THERMAL ENTRY: Once a thermal is detected, it is VITAL that the plane turn into the thermal IMMEDIATELY.

  1. A full 45 degree bank ( or whatever bank angle the user has chosen for his plane ) should be entered immediately at the maximum roll rate the plane is capable of. Most thermals are not huge in diameter, and any delay or slowness in establishing bank can result in the plane flying though, then past the thermal and missing it.

  2. The plane should also immediately establish its programmed soaring PITCH angle in the thermal. Do NOT try to chase airspeed, as it will vary in turbulence, and more importantly, pitching up and down to chase airspeed will make measurement of lift or sink virtually impossible.

  3. If the plane initiates a tight turn in the proper direction, it can be fairly well centered in the thermal on the first turn.

  4. Lift will be detected through most of the turn, but some areas may show sink if it is not centered well.

MISSED THERMAL: It is not always possible to turn into a thermal, lift gradients can be turbulent and random, so even with measuring which way the plane naturally banks, sometimes we turn the wrong way.

  1. If the thermal gets weaker or is non existent as we try to turn into it, we have likely turned the wrong way.

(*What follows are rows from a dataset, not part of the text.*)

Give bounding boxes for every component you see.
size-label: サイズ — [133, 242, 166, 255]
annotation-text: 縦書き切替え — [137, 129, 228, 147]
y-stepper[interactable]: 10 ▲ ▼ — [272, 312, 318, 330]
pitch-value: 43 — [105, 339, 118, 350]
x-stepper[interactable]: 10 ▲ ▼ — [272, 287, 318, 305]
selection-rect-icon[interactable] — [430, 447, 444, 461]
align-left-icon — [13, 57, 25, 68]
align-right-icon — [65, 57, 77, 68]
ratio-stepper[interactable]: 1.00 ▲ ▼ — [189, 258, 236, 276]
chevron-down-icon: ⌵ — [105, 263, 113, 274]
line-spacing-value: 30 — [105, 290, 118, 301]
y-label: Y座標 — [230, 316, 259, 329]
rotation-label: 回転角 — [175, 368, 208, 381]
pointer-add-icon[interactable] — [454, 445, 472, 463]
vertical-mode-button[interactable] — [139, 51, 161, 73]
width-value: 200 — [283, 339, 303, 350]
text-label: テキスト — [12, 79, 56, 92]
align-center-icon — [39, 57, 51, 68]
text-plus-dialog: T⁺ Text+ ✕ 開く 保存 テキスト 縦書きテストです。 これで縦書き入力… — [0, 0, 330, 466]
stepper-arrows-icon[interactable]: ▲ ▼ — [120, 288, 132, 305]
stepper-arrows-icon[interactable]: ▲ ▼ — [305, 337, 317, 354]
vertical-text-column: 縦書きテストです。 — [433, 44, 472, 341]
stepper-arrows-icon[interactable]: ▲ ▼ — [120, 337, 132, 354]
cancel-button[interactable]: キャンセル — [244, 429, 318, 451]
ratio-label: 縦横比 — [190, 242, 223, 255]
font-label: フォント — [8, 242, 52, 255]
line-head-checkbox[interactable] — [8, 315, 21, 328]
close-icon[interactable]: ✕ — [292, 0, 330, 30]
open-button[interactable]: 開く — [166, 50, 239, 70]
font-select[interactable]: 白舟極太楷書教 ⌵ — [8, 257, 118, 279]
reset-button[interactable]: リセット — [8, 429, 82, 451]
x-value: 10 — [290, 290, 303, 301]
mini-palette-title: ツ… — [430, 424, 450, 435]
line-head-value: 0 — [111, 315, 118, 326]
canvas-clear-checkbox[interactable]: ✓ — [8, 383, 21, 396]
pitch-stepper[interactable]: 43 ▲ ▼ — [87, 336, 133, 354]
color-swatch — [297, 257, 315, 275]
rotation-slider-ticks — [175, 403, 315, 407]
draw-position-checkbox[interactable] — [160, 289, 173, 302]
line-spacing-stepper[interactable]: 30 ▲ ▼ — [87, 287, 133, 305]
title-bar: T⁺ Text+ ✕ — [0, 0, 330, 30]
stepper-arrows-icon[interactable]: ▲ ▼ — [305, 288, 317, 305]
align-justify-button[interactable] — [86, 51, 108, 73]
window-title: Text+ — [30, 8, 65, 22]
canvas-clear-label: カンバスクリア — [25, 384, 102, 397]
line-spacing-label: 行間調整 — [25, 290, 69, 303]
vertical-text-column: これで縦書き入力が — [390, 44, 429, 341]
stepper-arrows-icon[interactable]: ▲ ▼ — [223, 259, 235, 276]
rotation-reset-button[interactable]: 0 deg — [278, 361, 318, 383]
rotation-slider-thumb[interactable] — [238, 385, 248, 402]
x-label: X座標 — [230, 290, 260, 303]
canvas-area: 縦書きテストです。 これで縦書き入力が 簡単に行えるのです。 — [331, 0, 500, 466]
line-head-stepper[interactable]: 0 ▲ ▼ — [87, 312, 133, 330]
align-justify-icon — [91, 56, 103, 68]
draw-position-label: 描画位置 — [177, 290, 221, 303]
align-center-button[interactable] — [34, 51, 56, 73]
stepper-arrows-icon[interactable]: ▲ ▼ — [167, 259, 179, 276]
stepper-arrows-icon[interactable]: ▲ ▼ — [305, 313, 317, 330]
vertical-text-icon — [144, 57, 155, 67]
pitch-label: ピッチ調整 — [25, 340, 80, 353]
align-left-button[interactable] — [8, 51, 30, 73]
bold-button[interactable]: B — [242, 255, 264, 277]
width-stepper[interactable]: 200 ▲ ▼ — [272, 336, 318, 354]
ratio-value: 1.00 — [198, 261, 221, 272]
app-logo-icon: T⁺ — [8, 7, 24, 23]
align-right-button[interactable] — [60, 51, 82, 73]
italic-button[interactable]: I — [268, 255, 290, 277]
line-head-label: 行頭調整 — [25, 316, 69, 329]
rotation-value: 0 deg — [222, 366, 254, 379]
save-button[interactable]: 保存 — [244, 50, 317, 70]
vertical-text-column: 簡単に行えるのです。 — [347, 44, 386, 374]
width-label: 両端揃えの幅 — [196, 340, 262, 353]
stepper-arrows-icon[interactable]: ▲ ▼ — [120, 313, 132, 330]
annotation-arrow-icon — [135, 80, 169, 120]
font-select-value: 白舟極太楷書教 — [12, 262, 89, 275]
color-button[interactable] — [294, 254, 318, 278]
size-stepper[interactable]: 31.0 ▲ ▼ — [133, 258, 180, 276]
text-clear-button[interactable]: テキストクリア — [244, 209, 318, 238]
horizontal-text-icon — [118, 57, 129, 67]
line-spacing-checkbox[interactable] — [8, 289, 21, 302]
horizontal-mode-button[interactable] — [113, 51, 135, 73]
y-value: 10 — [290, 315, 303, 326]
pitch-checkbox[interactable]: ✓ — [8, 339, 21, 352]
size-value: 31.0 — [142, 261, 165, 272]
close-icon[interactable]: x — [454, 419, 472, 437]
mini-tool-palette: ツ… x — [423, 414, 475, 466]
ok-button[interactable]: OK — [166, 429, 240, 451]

We should measure this, and if it is determined that the entry did not work, we can correct for this at 270 degrees into the first turn, { or at 630 degrees into the second turn if we can not get the plane stabilized and measure accurately fast enough in the fist turn ), and see if the thermal is on the other side of our initial course. Simply level the plane out for a set amount of time, until it crosses the course line, and re-enter the turn in the same direction.

  2. Sometimes we will hit a random bubble of air that is not a good thermal, if the above fails, then it is time to fly on course and look in other areas.

CENTERING IN AND STAYING IN THERMAL: This is where Ardupilot can really outperform a human. By maintaining a constant bank angle and pitch attitude, we can measure the amount of lift throughout our circle.

  1. If we find that one side of the circle has a significantly higher amount of lift, we can shift the plane towards that area by going to 1/2 the programmed soaring bank angle. There will be a delay going to 1/2 bank and then going back to full bank, so I like to do this for about 90 degrees of the turn at slower speeds, a little less at higher speeds.

  2. The correct way to do this is to have the plane established in 1/2 bank when it is going IN THE DIRECTION of where the higher amount of lift was detected. We do NOT want to be in 1/2 bank angle when we are in the highest area of lift, or this will take us away from it.

  3. The direction of the highest lift will be 90 degrees in the turn BEFORE the area where highest lift was detected. Given the delay in going from full bank to 1/2 bank, in a slower plane, I typically start reducing bank at 120 degrees before, and assure that I am rolled back into full bank by the time I get to 70 degrees before maximum area of lift in the circle.

  4. These corrections should be fairly small as most thermals are not that big in diameter, and over-correction can easily take us out of the thermal. This is why we do not completely level the aircraft to shift towards higher lift, as this usually results in over correction and flying out of the thermal entirely.

@JetPilot, I run many tests on SITL using X-Plane and various gliders, in which case 1000 meters as the maximum limit for SOAR_ALT_MIN is necessary to be able to perform some tests.
Thanks for your excellent explanations.